No contexto do furacão de denúncias disponíveis na mídia e na internet, vamos a um pequeno resumo em dois pontos para entender especificamente a matéria (1) da revista Veja publicada no dia 23 de fevereiro.

1-      Num jantar com Marcelo Odebrecht dentro do Palácio do Jaburu (residência oficial da vice-presidência) em 28/05/2014, Michel Temer teria pedido doações. Estavam presentes Eliseu Padilha e Cláudio Melo, diretor da Odebrecht. Foram acertadas doações na ordem de R$ 10 milhões (2);

2-      Em delação premiada (3), Cláudio Melo disse que em setembro de 2014 entregou um dos “pacotes” (das doações) no escritório de advocacia de José Yunes, amigo de longa data de Michel Temer. A longa amizade entre Yunes e Temer se estende também ao mundo dos negócios – como esmiuçou o jornalista Luis Nassif (4).

 

Na matéria da revista Veja – em que José Yunes, “primeiro amigo” de Temer, diz que foi “mula de Padilha” – chama a atenção a capa da revista com o título em letras garrafais “Como a Odebrecht comprava o poder”, ou seja, algo genérico; sem mencionar quem efetivamente é o ‘poder’. A senha para esta lógica encontramos no corpo da matéria, quando a Veja diz [grifo meu]: “Delação do fim do mundo porque atinge os maiores partidos do país — do PT ao PSDB, passando pelo atual inquilino do poder, o PMDB”. Ou seja: Temer é mero “inquilino”  – e não o titular. Logo adiante, a revista “esclarece” que a única ameaça ao mandato de Temer vem do TSE, “que decidiu usar parte de seu conteúdo no processo que pode resultar na cassação da chapa Dilma­Temer”. Ou seja: o que compromete Temer é sua “contaminação” por ter sido mera sombra de Dilma – e não o sol das arrecadações ora delatadas na Lava Jato.  Ainda, dentro da matéria, a Veja dá o seguinte detalhe sobre a entrega de um “pacote” no escritório de Yunes:

“De acordo com a delação de Claudio Melo, um dos pagamentos destinados a Padilha ‘ocorreu entre 10 de agosto e o fim de setembro de 2014 na Rua Capitão Francisco Padilha, 90, Jardim Europa’. O endereço é a sede do escritório de advocacia José Yunes e Associados. A sala de Yunes fica localizada no 2º andar, que pode ser acessado por meio de escada ou elevador”.

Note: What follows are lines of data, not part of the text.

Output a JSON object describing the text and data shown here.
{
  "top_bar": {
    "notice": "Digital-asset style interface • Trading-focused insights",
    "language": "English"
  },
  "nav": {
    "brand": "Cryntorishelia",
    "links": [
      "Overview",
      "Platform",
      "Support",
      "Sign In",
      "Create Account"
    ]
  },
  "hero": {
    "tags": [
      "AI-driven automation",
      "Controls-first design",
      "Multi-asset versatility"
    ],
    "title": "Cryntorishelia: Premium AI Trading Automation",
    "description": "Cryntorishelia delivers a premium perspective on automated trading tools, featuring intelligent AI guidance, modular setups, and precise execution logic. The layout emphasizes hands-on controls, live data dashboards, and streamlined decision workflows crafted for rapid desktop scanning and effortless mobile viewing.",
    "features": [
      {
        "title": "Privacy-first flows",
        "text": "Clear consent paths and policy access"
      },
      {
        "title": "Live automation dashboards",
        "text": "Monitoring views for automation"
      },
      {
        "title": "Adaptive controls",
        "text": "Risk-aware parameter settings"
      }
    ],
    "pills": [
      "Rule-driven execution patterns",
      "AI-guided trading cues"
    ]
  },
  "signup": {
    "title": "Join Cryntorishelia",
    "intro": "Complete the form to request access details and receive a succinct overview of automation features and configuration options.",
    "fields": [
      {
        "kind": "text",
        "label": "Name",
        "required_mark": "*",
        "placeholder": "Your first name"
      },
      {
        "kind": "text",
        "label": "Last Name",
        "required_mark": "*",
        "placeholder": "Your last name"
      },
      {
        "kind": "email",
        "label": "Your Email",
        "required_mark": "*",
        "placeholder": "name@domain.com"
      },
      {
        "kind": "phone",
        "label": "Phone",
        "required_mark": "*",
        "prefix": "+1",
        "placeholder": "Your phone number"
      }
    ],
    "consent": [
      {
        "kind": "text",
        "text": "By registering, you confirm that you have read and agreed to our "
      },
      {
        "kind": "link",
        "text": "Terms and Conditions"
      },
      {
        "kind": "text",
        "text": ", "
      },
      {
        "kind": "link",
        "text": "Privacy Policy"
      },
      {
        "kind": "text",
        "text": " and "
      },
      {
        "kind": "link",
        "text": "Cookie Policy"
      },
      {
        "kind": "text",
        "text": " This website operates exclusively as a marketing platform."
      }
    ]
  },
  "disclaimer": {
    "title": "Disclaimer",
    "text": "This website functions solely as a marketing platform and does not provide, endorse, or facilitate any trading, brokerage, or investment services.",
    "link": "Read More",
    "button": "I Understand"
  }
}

Por que o detalhe da última frase: “A sala de Yunes fica localizada no 2º andar, que pode ser acessado por meio de escada ou elevador”? Se dissesse “O prédio de dois andares de fachada envidraçada é sede do escritório de advocacia José Yunes e Associados”, a revista iria explicar mais com menos palavras. Enfim, por que o desperdício de palavras no detalhe inútil de uma revista – com o perdão da ironia – tão severa e comprometida no seu jornalismo investigativo? Seria para tentar dizer que Yunes tem uma sala – e não um robusto prédio em que trabalham outros advogados associados– para dar asas à versão do “humilde personagem que foi usado como mula”?  Ou seria (também) para dizer que a sala de Yunes é tão acessível que lá pode chegar qualquer pessoa por meio de escada ou elevador? Desconsideremos, pois, o fato de que o prédio em questão, como qualquer construção luxuosa na cidade de São Paulo, tem portaria e sistema monitorado por câmeras de segurança.

Ademais, foquemos novamente neste trecho: “um dos pagamentos destinados (sic) a Padilha”. Ora, nem a mídia (Globo, Folha etc) afim com a revista da Abril comprou tão barato a versão de que Eliseu Padilha seria o único destinatário – e não o portador, ou, meio-de-campo – das doações da Odebrecht. A impressão que fica é que o tempo todo Yunes – e por conseguinte seu amigo Temer, então vice-presidente da República – foi sendo involuntariamente usado; envolvido pela trama que ora é desnudada na Operação Lava Jato. 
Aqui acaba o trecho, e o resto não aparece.